Ward. Podbił serca internautów
Ward urodził się w 2012 roku 23. tygodniu ciąży. Ważył 800 gramów i pierwsze trzy miesiące swoje życia spędził na oddziale intensywnej terapii szpitala Nationwide Children's Hospital w Columbus w stanie Ohio, gdzie medycy każdego dnia walczyli z całych sił o życie chłopca. Lekarze dawali mu jednak niewielkie szanse na przeżycie, gdyż Ward miał nierozwinięte w pełni narządy, rakie jak płuca. U dziecka wykryto także krwawienie w tkance mózgowej.

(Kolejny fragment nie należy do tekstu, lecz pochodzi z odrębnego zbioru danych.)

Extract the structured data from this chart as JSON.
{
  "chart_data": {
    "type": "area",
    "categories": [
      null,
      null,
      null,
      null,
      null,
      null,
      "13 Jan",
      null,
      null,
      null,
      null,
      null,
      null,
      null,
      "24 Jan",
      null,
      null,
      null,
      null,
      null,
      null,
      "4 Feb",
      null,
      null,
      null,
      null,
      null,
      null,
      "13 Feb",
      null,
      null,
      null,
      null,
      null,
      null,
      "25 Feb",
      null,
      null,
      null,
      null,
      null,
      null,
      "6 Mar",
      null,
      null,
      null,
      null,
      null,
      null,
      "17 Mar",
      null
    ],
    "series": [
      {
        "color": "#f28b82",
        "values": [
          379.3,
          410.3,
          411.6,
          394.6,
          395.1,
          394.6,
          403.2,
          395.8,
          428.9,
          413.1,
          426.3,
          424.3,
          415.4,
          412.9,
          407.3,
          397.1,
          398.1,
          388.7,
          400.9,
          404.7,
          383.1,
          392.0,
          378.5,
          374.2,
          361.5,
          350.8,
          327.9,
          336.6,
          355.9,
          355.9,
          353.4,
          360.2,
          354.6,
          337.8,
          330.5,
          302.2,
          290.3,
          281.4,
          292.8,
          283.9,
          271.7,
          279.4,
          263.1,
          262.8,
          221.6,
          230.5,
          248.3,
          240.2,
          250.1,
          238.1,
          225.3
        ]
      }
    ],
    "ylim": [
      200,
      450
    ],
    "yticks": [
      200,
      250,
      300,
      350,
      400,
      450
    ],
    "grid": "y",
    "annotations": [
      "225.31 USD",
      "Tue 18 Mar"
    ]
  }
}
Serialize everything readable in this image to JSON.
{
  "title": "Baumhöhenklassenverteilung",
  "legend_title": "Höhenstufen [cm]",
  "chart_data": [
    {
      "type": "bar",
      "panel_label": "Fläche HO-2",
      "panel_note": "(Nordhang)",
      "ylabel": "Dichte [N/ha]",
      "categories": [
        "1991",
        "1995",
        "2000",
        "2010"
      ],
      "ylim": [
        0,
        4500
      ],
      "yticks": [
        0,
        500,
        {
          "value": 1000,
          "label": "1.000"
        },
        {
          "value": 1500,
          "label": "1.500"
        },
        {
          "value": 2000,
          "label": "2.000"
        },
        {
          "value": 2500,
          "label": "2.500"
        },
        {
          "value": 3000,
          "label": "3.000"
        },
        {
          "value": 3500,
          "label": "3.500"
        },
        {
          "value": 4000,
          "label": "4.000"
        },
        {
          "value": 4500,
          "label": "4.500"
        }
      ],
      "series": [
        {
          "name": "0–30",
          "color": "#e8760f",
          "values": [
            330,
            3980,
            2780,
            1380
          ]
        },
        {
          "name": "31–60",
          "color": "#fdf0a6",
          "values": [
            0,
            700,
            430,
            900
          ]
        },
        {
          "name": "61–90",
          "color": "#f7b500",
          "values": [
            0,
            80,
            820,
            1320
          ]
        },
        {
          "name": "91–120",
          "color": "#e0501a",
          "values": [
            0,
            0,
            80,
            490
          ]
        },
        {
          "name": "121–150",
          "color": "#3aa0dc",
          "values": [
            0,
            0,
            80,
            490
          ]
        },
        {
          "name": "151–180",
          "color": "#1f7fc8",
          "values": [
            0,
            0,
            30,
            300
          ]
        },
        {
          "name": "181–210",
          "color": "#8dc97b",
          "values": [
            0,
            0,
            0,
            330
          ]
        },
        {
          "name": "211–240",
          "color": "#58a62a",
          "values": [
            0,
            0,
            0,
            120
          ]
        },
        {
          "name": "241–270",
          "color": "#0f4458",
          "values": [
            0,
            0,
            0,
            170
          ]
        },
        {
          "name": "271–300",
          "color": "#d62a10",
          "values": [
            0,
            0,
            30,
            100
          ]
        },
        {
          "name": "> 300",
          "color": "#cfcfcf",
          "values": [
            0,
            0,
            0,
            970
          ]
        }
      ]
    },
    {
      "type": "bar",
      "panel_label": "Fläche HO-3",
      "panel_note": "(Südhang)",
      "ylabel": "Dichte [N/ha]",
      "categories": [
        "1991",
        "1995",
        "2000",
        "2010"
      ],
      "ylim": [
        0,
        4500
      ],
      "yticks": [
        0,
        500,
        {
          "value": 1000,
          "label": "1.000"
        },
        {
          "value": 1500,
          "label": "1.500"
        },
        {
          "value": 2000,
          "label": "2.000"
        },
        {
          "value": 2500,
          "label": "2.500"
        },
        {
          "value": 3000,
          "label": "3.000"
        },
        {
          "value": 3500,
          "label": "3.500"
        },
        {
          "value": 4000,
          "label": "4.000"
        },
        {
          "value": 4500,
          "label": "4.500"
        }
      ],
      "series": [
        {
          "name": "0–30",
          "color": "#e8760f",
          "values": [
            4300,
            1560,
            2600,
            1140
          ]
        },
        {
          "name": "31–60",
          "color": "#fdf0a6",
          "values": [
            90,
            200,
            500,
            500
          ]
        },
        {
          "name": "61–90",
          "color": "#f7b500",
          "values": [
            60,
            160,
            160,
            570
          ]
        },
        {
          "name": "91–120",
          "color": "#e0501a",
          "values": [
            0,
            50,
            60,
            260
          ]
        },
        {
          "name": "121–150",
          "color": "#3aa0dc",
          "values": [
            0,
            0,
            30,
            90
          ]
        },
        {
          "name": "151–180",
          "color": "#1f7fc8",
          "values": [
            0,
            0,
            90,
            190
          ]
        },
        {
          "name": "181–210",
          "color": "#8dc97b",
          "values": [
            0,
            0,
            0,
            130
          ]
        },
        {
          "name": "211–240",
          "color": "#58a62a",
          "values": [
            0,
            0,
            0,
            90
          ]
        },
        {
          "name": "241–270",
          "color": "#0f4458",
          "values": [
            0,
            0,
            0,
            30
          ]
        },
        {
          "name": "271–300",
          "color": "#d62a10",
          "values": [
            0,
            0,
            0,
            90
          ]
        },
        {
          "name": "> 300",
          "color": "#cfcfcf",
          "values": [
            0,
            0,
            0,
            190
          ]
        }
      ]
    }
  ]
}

Ward Miles to jeden z najbardziej znanych wcześniaków na świecie, a wszystko za sprawą filmiku, który kilka lat temu wrzuciłm do sieci jego ojciec. Video obejrzało kilkadziesiąt milionów internautów, a nagranie było udsotępniane przez media na całym świecie. - To historia miłości matki do dziecka. Rok temu Ward pojawił się w naszym świecie. Zrobiłem to wideo, by upamiętnić ten pierwszy rok jego życia, to, jak daleko zaszedł - napisał pod filmem Benjamin Scot.